In the first place, it appears that nearly $200 of this amount was originally due to the firm from Caleb Leavitt, and of this sum, by these proceedings, the firm creditors have certainly been defrauded. Secondly, there is no evidence before me that there existed any individual liabilities of this bankrupt, and if he was not thus indebted, his firm creditors were entitled to the benefit of this claim. So that, without further answers to the objection which could be suggested, I am quite clear on the proof, that the creditors now present have a right to insist on their objection to his discharge, notwithstanding they are co-partnership and not individual creditors.

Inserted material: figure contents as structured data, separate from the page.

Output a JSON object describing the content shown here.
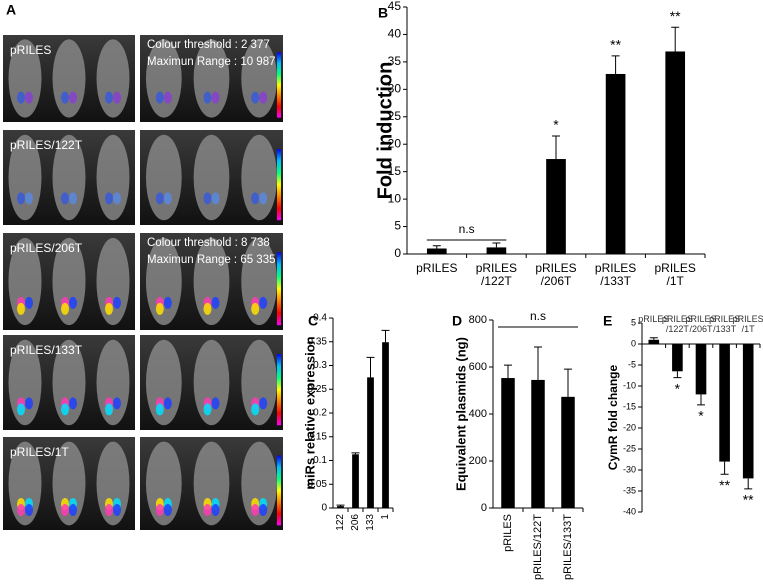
{
  "panel_a": {
    "panel_label": "A",
    "rows": [
      {
        "label": "pRILES",
        "threshold": "Colour threshold : 2 377",
        "range": "Maximun Range : 10 987"
      },
      {
        "label": "pRILES/122T"
      },
      {
        "label": "pRILES/206T",
        "threshold": "Colour threshold :  8 738",
        "range": "Maximun Range : 65 335"
      },
      {
        "label": "pRILES/133T"
      },
      {
        "label": "pRILES/1T"
      }
    ]
  },
  "chart_data": [
    {
      "type": "bar",
      "panel_label": "B",
      "ylabel": "Fold induction",
      "categories": [
        "pRILES",
        "pRILES\n/122T",
        "pRILES\n/206T",
        "pRILES\n/133T",
        "pRILES\n/1T"
      ],
      "values": [
        1,
        1.2,
        17.3,
        32.8,
        36.9
      ],
      "errors": [
        0.5,
        0.8,
        4.2,
        3.3,
        4.4
      ],
      "significance": [
        null,
        null,
        "*",
        "**",
        "**"
      ],
      "bracket_label": "n.s",
      "color": "#000000",
      "ylim": [
        0,
        45
      ],
      "yticks": [
        0,
        5,
        10,
        15,
        20,
        25,
        30,
        35,
        40,
        45
      ]
    },
    {
      "type": "bar",
      "panel_label": "C",
      "ylabel": "miRs relative expression",
      "categories": [
        "122",
        "206",
        "133",
        "1"
      ],
      "values": [
        0.004,
        0.113,
        0.275,
        0.349
      ],
      "errors": [
        0.002,
        0.003,
        0.042,
        0.025
      ],
      "color": "#000000",
      "ylim": [
        0,
        0.4
      ],
      "yticks": [
        0,
        0.05,
        0.1,
        0.15,
        0.2,
        0.25,
        0.3,
        0.35,
        0.4
      ]
    },
    {
      "type": "bar",
      "panel_label": "D",
      "ylabel": "Equivalent plasmids (ng)",
      "categories": [
        "pRILES",
        "pRILES/122T",
        "pRILES/133T"
      ],
      "values": [
        553,
        545,
        473
      ],
      "errors": [
        55,
        140,
        118
      ],
      "bracket_label": "n.s",
      "color": "#000000",
      "ylim": [
        0,
        800
      ],
      "yticks": [
        0,
        200,
        400,
        600,
        800
      ]
    },
    {
      "type": "bar",
      "panel_label": "E",
      "ylabel": "CymR fold change",
      "categories": [
        "pRILES",
        "pRILES\n/122T",
        "pRILES\n/206T",
        "pRILES\n/133T",
        "pRILES\n/1T"
      ],
      "values": [
        1,
        -6.5,
        -12,
        -28,
        -32
      ],
      "errors": [
        0.5,
        1.5,
        2.5,
        3,
        2.5
      ],
      "significance": [
        null,
        "*",
        "*",
        "**",
        "**"
      ],
      "color": "#000000",
      "ylim": [
        -40,
        5
      ],
      "yticks": [
        -40,
        -35,
        -30,
        -25,
        -20,
        -15,
        -10,
        -5,
        0,
        5
      ]
    }
  ]
}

For thus attempting to appropriate and absorb so large a portion of his estate, after he had become notoriously insolvent, this bankrupt must be denied his discharge; and I shall not hesitate, whilst I am called upon to administer the bankrupt law, so to determine in all attempts as flagrant as the present appears to be to me. Such persons will find, when they have become insolvent, that it will not prove for their benefit and advantage to devote their whole attention to the provisions of the exemption laws of the state, and to ascertaining in what way they may contrive to keep the remnants of their property, and still avail themselves of the benefits of the bankrupt act. On the contrary, it should occur to the bankrupts that their creditors have still certain claims and rights, and that in granting them so great a boon as an absolute release from all their liabilities, the law in turn demands of them to surrender to their assignee their estate without any fraudulent diminutions, trusting to the discretion and liberality of the assignee and the court to make them such further allowances beyond the property already fairly exempted to them under the state law, as in their peculiar circumstances, they shall be found entitled to under the liberal provisions of the bankrupt law. By endeavoring to grasp the whole estate they may fail to obtain the greater prize, their discharge. Discharge denied.

1 [Reported by Thomas Hawes Haskell, Esq., and here reprinted by permission.]